O enriquecimento de capoeiras também foi diagnosticado entre caboclos -
ribeirinhos da comunidade Lago de Araras no Amazonas, sendo avaliada como
uma alternativa sustentável frente baixo período de pousio (três a cinco anos)
empregado nas capoeiras (CASTRO et al., 2006), pois promove maior taxa de
regeneração da vegetação secundária (BRIENZA JÚNIOR, 2012).
36
Partindo desse pressuposto, o enriquecimento das capoeiras em Igarapé
Grande também pode ser considerado uma alternativa que reestabelece, em
menor tempo, a vegetação secundária, uma vez que se registraram períodos de
pousio entre três e dez anos.
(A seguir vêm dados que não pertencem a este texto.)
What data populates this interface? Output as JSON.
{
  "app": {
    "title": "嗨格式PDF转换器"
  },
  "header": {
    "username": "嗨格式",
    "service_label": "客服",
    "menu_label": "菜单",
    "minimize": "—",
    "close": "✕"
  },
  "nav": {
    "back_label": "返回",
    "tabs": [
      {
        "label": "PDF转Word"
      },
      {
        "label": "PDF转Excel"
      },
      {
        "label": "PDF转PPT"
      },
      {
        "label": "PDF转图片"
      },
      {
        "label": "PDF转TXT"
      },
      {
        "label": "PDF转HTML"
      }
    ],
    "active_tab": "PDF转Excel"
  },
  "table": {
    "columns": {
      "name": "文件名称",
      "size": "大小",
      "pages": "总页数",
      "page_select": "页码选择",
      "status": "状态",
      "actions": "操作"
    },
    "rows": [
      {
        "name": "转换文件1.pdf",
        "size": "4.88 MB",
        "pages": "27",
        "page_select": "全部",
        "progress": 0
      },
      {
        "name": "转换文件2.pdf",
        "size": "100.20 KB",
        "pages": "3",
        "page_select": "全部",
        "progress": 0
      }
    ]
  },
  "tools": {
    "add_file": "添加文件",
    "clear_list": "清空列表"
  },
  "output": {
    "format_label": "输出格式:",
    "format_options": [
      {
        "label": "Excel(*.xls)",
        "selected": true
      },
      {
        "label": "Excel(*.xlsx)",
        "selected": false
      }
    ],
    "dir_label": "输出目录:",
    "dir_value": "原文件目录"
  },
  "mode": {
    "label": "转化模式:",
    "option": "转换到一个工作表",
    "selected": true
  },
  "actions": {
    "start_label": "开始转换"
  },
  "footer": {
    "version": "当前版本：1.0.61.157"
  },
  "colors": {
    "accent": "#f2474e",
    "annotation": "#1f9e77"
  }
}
Neste caso, os agricultores avaliam que o impacto do
uso da terra é baixo, ao passo que colaboram para recuperação das capoeiras.
Resta saber, qual seria real contribuição deste enriquecimento, visto que
dependendo das espécies escolhidas, o tempo da regeneração da floresta
secundária pode ser diferente (BRIENZA JÚNIOR, 2012; WILLERDING; OLIVEIRA,
2005).
Mesmo que a vegetação secundária não seja enriquecida, as capoeiras
possuem valor ecológico, pois funcionam como ambientes de regeneração da
vegetação natural, sendo assim, não podem ser consideradas como áreas
totalmente degradadas (ALMEIDA et al., 2010; PEREIRA; VIEIRA, 2001). Isto
contrapõe a ideia de destinação de áreas desmatadas, o que inclui as capoeiras,
para expansão da agricultura mecanizada e agropecuária (HOMMA, 2005).
Outro fator que contribui para considerar que a vegetação secundária pode
estar se reestabelecendo em menor tempo é devido à preferência dos agricultores
pela escolha de áreas com capoeira grossa (áreas de vegetação secundária
avançada) para o plantio. Caso contrário, seria uma contradição os agricultores
afirmarem que estão utilizando um menor tempo de pousio, e ao mesmo tempo,
plantando em áreas de capoeira grossa.
A tendência de escolha das áreas de capoeira grossa é reforçada por meio
dos saberes ambientais dos agricultores, pois reconhecem que tais áreas favorecem
maior produtividade e são menos propensa a proliferação de ervas daninha
(Quadro 2), fator ambiental já caracterizado na literatura (LUIZÃO et al., 2009).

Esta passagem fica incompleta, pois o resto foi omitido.